Risk-adjusted nursing home performance scores were developed for four health outcomes and five quality indicators from resident-level longitudinal case-mix reimbursement data for Medicaid residents of more than 500 nursing homes in Massachusetts. Facility performance was measured by comparing actual resident outcomes with expected outcomes derived from quarterly predictions of resident-level econometric models over a 3-year period (1991-1994). Performance measures were tightly distributed among facilities in the state. The intercorrelations among the nine outcome performance measures were relatively low and not uniformly positive. Performance measures were not highly associated with various structural facility attributes. For most outcomes, longitudinal analyses revealed only modest correlations between a facility's performance score from one time period to the next. Relatively few facilities exhibited consistent superior or inferior performance over time. The findings have implications toward the practical use of facility outcome performance measures for quality assurance and reimbursement purposes in the near future.

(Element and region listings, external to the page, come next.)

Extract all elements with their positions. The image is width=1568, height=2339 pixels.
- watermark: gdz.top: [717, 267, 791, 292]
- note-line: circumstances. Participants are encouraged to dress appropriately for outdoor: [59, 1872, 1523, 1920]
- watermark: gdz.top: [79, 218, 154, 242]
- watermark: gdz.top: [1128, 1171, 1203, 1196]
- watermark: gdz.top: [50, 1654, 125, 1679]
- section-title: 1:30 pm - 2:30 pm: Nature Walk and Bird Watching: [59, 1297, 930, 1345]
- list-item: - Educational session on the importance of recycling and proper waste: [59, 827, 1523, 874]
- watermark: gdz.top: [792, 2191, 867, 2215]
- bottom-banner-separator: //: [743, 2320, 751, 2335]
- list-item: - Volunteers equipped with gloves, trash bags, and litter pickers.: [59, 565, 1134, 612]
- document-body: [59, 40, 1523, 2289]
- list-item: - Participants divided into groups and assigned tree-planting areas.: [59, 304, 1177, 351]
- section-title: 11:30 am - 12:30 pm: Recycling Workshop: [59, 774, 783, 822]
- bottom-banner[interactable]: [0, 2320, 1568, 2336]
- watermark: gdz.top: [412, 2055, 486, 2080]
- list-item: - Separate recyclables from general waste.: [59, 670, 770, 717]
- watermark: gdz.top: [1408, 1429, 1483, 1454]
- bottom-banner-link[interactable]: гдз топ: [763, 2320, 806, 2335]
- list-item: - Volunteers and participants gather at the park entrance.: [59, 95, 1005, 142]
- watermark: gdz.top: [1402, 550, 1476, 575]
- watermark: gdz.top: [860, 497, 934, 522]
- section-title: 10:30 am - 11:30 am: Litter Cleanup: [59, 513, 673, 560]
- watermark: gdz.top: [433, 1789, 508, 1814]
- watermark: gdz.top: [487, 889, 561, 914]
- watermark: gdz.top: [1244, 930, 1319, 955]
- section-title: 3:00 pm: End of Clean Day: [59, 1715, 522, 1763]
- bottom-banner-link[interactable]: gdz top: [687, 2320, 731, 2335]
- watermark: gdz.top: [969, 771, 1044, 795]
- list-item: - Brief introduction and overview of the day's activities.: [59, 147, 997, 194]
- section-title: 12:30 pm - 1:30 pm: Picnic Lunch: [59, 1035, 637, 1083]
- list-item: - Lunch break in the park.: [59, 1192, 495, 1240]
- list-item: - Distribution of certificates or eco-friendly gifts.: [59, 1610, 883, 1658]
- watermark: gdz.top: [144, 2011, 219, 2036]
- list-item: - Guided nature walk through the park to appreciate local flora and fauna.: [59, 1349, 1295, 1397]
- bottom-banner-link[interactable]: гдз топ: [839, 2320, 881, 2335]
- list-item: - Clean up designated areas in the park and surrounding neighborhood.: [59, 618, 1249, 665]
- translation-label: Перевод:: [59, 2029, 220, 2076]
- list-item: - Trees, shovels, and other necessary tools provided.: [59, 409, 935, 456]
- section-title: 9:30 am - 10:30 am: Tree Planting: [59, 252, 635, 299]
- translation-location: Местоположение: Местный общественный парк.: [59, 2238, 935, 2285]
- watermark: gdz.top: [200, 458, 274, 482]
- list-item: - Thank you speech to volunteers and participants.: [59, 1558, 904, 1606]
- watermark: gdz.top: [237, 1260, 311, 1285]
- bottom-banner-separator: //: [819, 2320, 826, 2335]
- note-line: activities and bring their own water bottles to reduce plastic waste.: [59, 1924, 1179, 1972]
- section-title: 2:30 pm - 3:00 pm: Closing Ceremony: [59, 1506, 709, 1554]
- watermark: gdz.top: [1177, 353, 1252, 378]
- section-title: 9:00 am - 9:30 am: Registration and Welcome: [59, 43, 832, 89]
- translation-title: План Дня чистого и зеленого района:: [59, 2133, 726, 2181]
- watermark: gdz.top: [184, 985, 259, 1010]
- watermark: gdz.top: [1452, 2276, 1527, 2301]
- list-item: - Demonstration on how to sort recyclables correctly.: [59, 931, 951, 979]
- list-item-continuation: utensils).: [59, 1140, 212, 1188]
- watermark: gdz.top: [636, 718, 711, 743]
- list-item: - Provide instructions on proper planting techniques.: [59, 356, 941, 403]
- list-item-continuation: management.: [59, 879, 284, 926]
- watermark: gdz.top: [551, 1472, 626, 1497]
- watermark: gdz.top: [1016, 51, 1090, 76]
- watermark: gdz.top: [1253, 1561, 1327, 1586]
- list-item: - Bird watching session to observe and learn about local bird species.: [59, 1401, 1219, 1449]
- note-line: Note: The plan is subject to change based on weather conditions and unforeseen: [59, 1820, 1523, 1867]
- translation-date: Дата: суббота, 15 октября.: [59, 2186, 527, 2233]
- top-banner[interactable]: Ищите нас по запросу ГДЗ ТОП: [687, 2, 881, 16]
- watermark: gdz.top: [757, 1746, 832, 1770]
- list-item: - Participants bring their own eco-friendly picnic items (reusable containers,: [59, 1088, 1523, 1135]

根据马萨诸塞州500多家疗养院中医疗补助居民的居民层面纵向病例组合报销数据,针对四种健康结果和五项质量指标制定了风险调整后的疗养院绩效评分。通过将居民实际结果与三年期间(1991 - 1994年)居民层面计量经济模型季度预测得出的预期结果进行比较,来衡量机构绩效。绩效指标在该州各机构中分布紧密。九个结果绩效指标之间的相互关联相对较低,且并非都是正向的。绩效指标与各种机构结构属性的关联度不高。对于大多数结果,纵向分析显示,一个机构在不同时期的绩效评分之间只有适度的相关性。随着时间推移,表现持续优异或不佳的机构相对较少。这些发现对近期将机构结果绩效指标实际用于质量保证和报销目的具有启示意义。